E fortalecem-se as duas comunidades artísticas com estas parcerias.
[SC] Sim, e rompem-se vários preconceitos sobre o que é ser brasileiro, o que é ser português. Expande-se essa ideia de união, é bem bonito.
[FV] O que também senti muito nesta circulação portuguesa foi entender as semelhanças e as diferenças das lutas da classe artística. Por exemplo, aqui há muitas associações culturais e interessados da sociedade civil, outros agentes culturais, pessoas da comunidade a fazer coisas incríveis. Toquei, com a minha banda Tangolo Mangos, em várias cidades do interior e foi muito inspirador voltar para o Brasil com essa perspectiva, mesmo que haja muitas diferenças demográficas, sociais ou geográficas que obviamente impedem, por vários motivos, a aplicação de lógicas iguais. Mas voltamos com pensamentos diferentes e acredito que eles também voltaram do Brasil com isso. Aprendemos sempre e conseguimos aplicar algumas coisas.
Claro que sim. Só para terminar, mesmo que não exista ainda nenhum plano concreto, este pode ser o primeiro de vários discos em conjunto?
[FV] Hoje a gente já disse, os próximos vão ser Cartão SD e iPhone [risos].
[SC] O iPhone vai ser um disco totalmente de nós e que ninguém vai falar nada [risos]. Eu acho que a gente tem muito que trabalhar nesse disco juntos, gosto muito de tocar com ele e pela recepção que estamos a ter com este disco… É uma prova para nós mesmos que existe muito pano para mangas, muito ainda para explorar com esta parceria.

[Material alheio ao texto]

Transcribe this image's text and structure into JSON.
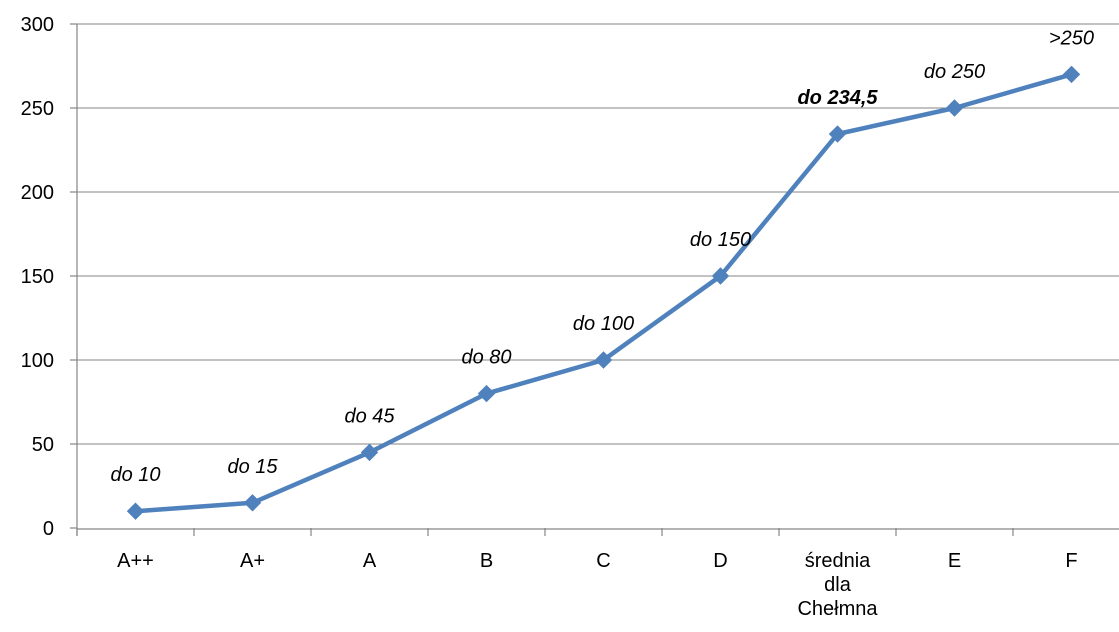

[FV] Até porque a gente conhece muito a música um do outro, a gente gosta de muitas músicas um do outro, a gente segue fazendo mais música.
E estão sempre a criar, não é?
[FV] E também fazemos músicas que outras pessoas podem cantar. Sinto que estamos num turbilhão criativo juntos que certamente vai dar noutras coisas. Também existe sempre a pressão do segundo disco, como a galera está a amar este… Mas nunca vai cair no ostracismo, é muita música, muita nota. Mas, como estamos a tocar ao vivo, acabamos sempre por ter contacto com novas músicas.
[SC] Já tocámos uma que ainda não está gravada, já fiz um arranjo na live session que gravámos. A gente não aguenta, cansamo-nos muito facilmente das nossas músicas e queremos sempre mais.